Het is de moeite waard om ons af te vragen: wat voor soort samenleving willen we bouwen? Eentje waarin de staat voorschrijft wanneer en hoe wij ons moeten voortplanten, of eentje waarin ieder mens zijn eigen toekomst vormgeeft? Moeten geboortecijfers bepalend zijn voor het overheidsbeleid, of moet het overheidsbeleid rekening houden met de realiteit van menselijke keuzes?

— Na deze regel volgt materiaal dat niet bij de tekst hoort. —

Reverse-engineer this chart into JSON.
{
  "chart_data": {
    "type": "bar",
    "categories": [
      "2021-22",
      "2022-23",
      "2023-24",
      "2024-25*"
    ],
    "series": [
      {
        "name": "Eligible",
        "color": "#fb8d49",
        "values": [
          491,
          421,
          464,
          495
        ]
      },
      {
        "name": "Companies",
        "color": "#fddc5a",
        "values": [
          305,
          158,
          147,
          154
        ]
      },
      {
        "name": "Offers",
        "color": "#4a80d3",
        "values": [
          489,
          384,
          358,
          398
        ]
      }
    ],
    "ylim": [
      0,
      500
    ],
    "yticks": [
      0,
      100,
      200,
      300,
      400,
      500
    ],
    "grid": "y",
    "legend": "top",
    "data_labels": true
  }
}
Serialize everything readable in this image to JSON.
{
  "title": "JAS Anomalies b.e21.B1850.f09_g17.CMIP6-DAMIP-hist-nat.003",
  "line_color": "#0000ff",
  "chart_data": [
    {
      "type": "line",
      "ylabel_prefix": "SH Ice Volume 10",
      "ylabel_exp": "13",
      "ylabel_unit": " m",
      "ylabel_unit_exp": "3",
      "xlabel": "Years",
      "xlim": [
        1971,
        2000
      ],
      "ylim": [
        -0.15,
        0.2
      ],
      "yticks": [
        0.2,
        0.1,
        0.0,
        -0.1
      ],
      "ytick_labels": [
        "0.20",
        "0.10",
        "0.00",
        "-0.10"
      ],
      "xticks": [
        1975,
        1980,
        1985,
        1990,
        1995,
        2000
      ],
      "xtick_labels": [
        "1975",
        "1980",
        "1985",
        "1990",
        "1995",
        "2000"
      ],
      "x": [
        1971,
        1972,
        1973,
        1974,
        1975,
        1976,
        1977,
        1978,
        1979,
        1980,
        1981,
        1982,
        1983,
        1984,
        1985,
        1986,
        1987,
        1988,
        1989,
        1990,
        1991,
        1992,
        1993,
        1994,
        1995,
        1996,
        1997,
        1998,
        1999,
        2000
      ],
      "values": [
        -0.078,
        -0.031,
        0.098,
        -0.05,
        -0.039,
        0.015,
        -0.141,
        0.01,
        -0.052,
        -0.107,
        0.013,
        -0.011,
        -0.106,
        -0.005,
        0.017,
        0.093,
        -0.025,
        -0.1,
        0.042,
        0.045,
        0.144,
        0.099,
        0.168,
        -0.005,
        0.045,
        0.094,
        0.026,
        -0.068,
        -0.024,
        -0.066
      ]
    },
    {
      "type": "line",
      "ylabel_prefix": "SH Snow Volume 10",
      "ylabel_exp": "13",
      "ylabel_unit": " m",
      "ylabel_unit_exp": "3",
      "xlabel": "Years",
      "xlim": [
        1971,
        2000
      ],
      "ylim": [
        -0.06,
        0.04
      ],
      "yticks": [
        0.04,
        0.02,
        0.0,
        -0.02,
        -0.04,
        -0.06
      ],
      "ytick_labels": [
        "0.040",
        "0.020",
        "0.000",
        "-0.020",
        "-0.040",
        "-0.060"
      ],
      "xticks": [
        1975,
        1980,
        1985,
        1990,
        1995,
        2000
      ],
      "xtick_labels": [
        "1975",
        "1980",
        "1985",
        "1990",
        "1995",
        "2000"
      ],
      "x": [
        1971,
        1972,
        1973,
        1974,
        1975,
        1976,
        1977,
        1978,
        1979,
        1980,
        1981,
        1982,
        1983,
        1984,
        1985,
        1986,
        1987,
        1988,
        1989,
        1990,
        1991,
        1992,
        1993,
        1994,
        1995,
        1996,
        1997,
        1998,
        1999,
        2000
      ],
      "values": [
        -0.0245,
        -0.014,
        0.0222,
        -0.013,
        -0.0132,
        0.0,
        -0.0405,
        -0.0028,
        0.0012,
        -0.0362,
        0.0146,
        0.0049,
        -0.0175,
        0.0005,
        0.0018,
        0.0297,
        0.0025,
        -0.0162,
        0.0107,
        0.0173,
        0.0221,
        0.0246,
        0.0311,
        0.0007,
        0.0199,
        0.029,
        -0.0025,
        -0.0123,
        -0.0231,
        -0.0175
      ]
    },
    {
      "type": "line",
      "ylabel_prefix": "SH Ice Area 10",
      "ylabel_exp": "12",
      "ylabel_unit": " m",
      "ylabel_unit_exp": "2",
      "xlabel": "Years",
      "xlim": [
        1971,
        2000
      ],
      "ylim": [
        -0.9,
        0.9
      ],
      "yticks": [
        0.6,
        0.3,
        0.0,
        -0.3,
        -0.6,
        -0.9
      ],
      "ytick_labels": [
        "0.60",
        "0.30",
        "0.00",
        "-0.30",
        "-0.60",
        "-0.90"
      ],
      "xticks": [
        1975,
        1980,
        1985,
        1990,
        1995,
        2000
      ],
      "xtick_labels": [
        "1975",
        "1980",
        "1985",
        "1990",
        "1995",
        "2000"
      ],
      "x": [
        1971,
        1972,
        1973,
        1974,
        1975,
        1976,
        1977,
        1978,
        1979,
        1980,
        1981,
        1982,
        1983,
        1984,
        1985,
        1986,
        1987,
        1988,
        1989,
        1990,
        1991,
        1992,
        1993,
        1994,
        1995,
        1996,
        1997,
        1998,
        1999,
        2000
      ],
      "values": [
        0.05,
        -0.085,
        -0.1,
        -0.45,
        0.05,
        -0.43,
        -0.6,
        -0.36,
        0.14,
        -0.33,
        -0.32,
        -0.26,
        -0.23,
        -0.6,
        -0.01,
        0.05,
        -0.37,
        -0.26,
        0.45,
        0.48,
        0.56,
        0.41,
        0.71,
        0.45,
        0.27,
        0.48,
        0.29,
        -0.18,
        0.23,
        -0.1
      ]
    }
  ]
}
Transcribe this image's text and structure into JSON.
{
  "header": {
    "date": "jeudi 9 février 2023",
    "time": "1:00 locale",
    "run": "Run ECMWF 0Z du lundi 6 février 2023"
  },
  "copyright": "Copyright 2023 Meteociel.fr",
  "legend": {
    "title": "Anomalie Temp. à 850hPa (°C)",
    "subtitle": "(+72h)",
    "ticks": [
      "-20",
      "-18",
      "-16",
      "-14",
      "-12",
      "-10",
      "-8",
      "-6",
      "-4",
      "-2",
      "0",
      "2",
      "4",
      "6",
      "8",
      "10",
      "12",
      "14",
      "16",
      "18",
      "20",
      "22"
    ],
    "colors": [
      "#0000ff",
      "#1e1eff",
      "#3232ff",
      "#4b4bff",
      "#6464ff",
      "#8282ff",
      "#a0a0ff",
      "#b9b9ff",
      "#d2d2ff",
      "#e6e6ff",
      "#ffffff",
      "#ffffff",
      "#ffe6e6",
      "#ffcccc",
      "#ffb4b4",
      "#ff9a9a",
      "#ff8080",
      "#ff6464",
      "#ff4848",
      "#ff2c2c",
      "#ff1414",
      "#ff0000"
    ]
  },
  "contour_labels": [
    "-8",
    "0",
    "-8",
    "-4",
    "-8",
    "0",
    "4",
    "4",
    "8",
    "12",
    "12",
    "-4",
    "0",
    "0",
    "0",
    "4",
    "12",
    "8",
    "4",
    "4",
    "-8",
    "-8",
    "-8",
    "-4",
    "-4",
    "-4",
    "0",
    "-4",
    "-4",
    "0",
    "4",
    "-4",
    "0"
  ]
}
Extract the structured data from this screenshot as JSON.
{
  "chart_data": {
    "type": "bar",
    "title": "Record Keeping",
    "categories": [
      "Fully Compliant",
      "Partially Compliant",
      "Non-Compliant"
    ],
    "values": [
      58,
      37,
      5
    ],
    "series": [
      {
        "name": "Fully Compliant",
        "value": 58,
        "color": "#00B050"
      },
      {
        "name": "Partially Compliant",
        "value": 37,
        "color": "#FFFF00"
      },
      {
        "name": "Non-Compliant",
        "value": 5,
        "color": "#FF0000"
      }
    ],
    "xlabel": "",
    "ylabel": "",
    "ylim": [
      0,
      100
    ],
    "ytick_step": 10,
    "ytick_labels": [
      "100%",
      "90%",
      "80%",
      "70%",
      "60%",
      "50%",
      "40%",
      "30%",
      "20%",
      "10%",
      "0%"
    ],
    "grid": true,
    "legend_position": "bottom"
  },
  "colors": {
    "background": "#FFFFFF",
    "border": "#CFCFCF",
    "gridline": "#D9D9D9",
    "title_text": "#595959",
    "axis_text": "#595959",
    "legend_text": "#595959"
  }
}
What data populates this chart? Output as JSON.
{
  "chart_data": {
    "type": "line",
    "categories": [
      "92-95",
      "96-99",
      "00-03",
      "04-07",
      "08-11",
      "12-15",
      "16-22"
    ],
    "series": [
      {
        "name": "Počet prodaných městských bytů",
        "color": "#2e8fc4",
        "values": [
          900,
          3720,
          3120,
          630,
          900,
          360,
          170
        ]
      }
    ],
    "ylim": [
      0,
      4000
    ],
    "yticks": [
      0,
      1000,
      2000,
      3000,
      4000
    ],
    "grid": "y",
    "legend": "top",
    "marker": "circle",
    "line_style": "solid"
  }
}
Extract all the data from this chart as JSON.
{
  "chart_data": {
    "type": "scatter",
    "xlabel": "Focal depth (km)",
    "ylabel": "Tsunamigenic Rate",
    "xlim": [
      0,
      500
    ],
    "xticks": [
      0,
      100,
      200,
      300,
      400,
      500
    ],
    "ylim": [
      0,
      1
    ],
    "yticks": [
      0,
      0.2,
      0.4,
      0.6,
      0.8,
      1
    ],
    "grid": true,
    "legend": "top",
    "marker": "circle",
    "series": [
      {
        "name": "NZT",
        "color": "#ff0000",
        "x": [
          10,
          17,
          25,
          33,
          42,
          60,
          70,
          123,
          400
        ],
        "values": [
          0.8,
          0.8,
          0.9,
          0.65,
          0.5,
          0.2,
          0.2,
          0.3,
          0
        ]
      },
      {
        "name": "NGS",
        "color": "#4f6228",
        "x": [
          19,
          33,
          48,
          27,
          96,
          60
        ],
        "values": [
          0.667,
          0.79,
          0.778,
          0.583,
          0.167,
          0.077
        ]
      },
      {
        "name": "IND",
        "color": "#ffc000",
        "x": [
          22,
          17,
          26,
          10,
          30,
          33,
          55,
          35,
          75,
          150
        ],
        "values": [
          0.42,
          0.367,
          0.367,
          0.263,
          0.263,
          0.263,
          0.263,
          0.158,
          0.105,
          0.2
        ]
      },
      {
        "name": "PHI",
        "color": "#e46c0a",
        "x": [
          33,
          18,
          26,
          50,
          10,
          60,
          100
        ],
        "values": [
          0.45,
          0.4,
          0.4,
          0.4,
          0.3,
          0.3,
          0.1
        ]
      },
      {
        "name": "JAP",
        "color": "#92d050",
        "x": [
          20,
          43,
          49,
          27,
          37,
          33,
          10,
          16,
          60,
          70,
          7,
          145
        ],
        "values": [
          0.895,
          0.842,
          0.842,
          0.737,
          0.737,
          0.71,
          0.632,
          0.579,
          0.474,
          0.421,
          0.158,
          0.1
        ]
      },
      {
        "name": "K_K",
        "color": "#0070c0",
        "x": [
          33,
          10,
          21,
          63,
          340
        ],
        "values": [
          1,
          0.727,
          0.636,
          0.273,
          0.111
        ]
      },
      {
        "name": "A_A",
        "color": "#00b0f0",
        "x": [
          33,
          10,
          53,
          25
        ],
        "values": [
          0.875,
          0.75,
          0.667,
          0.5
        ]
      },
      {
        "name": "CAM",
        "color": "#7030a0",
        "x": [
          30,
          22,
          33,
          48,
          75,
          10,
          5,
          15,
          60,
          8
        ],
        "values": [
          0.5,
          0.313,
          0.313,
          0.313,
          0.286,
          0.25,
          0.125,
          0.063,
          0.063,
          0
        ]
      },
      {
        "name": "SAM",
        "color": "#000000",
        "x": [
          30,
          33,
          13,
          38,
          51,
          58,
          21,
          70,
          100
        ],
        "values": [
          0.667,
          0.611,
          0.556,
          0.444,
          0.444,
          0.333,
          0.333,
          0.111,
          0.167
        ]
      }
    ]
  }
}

Is een krimpende bevolking een probleem dat met autoritaire middelen moet worden opgelost, of een uitdaging die met creativiteit en sluwheid moet worden aangepakt?
En als demografie ons lot is, welk lot kiezen we dan door democratie, vrijheid en individuele rechten op te geven om het te manipuleren?
De ironie is dit: degenen die beweren het leven te beschermen, zijn juist degenen die het liefst het leven willen vernietigen – of dat nu gebeurt door gedwongen zwangerschappen, de doodstraf voor abortus of het ontnemen van de vrijheden die betekenis geven aan het bestaan zelf. Het geboortecijfer is niet de crisis. De echte crisis is het sluipende autoritarisme, vermomd als zorg voor het gezin. Dit gaat niet over baby's. Het gaat om macht. En macht die in naam van het lot is gegrepen, wordt zelden teruggegeven.